For 28 years, the Berlin Wall divided the German capital in two, before eventually falling 30 years ago. Although few traces of the wall remain in many parts of the capital, a line of stones is still visible in some streets to revealing its former path.
The memories of the Berlin Wall are still alive at some historical sites, such as the Checkpoint Charlie and the Bernauer Strasse, which are considered some of the most attractive tourist attractions in the German capital.
Today, some techniques such as "virtual reality" (VR) and "augmented reality" (AR) are being made available for those seeking to immerse themselves in history and relive the past.
German programmer Peter Kolski has developed an app called "MauAr" to commemorate the 30th anniversary of the wall's fall.
The smartphone app uses the AR to educate users more deeply about historical events. If the user approaches the previous path of the wall, he would see its original shape in that area on his smartphone before its demolition.
The app allows users to discover a distance of more than 160 kilometers of the wall, and tells them its story by two fictional characters: Andreas of East Berlin and Johanna of the West, who express their views on the construction of the wall and its ongoing expansion.
Among the scenes that could be watched on the app are the tanks of the Soviet Union facing the tanks of western allies on both sides of the wall in one of many hostile events that occurred at the time.
The app is available for iPhones and iPads.
The events narrated by MauAr peak in the fall of 1989, as it allows the users themselves to witness the fall of the wall in five different areas of Berlin, including Brandenburg Gate, Kurfürstendamm avenue, and the Alexanderplatz square.
The MauAr app can be used at home to learn about the construction of the wall.
The construction steps can be reviewed in the various streets of Berlin and in different stages, along with the points of guard and the observation towers. The app features many pictures and texts supplied by the "Berlin Wall Foundation", which gives more information on this important stage of the city's history.
Visitors of Berlin can go back in time at the Checkpoint Charlie with VR technology as well.
The TimeRide firm offers a virtual journey through the old divided Berlin. After watching a short video that gives an introduction to this era when the wall was still dividing the city in two, the tourist can choose to listen to one of three "modern witnesses" accompanying him during the tour and talking about their personal experience during that period.

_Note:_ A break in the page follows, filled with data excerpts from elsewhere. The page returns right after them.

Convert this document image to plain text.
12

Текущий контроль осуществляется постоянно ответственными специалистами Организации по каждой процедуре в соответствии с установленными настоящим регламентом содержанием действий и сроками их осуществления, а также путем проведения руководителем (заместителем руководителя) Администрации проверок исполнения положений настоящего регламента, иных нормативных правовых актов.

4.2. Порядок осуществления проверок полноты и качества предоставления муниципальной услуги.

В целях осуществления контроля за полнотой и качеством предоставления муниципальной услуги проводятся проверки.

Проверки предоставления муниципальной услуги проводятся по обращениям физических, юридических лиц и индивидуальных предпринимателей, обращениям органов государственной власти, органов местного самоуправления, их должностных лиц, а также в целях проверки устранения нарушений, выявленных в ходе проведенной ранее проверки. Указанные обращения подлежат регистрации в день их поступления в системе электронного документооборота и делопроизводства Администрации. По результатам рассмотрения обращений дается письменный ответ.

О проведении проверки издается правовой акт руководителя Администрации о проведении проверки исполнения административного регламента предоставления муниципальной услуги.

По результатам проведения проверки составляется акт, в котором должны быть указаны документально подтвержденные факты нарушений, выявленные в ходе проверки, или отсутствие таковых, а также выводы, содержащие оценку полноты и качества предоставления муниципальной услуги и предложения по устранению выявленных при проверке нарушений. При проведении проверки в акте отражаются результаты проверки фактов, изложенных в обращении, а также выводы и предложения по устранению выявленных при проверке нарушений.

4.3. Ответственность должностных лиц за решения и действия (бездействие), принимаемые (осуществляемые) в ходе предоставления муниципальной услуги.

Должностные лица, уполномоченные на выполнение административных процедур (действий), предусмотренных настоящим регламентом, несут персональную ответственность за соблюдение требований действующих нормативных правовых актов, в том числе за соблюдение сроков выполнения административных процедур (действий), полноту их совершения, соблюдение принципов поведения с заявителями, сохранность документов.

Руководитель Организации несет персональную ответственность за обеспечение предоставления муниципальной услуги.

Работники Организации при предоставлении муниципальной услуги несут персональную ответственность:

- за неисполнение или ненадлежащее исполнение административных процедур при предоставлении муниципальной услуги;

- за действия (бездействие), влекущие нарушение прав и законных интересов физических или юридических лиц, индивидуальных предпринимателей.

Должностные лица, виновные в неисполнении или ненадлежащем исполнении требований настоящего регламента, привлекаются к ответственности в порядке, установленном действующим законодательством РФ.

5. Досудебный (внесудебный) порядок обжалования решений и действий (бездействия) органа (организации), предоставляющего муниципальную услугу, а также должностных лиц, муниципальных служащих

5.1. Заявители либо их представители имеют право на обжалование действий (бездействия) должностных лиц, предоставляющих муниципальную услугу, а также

The virtual journey starts at Checkpoint Charlie. By wearing virtual reality glasses, the tourist can take a virtual tour in the bus on Friedrichstrasse Street along the old border checkpoint, then the observation points through the Gendarmenmarkt square, which is still in ruins after its destruction during World War II.
When TimeRide launched about two months ago, Jonas Rothe, founder and chairman of the company, explained that its aim was to introduce historical knowledge with an emotional touch. Thanks to VR technologies, Rothe can get closer to his childhood dream of time travel.
TimeRide also offers virtual tours in other historic cities such as Cologne and Dresden, and recently launched a tour in Munich, where it is now possible to take a trip through 7,000 years of Bavaria's history.